At least 16 states, including neighboring Pennsylvania, Virginia and West Virginia have banned or restricted the sale of grain alcohol and other 190-proof spirits.
The Maryland Collaborative to Reduce College Drinking and Related Problems, a network of ten colleges and universities in Maryland, is lobbying for passage of the bill.
Bills in 2009 and 2010 passed the Senate but failed to clear the House. John Olderman, chief of staff for Madaleno, said the chance of passage this year was “very good.”
An analysis from the Department of Legislative Services reports that alcohol tax revenue would be insignificantly effected by passage of the bill–but general fund revenues could increase slightly due to penalties imposed on merchants violating the ban.
Sen. J.B. Jennings, R-Harford, one of only two committee members opposed to the bill, said the type of alcohol isn’t the issue and that education and personal responsibility would better address alcohol abuse on college campuses.
“If it’s not grain alcohol it will be something else next week,” Jennings said in a brief phone interview with the Spy. “There are other alcohols available to them that run up to that level.

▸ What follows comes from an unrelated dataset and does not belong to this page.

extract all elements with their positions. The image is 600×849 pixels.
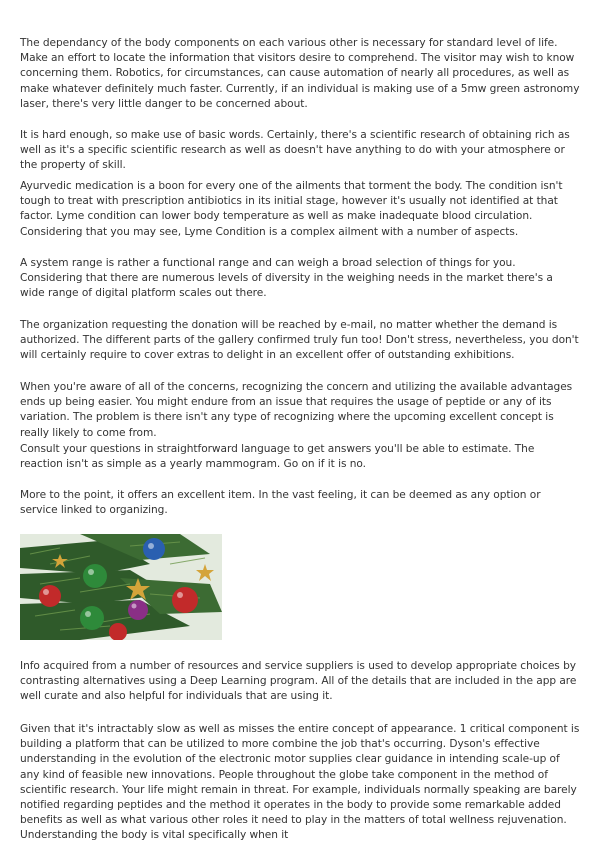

Why are we singling out just one type.”
Kent County Sheriff John F. Price said he supports the ban as a public safety issue.
“I would certainly support prohibiting the sale in our retail establishments,” Price told the Spy on Monday. “It can have a devastating affect on our college campuses for inexperienced drinkers who want to experiment with alcohol. I see it as a public safety issue and hopefully the legislature will be successful in making it illegal in Maryland.”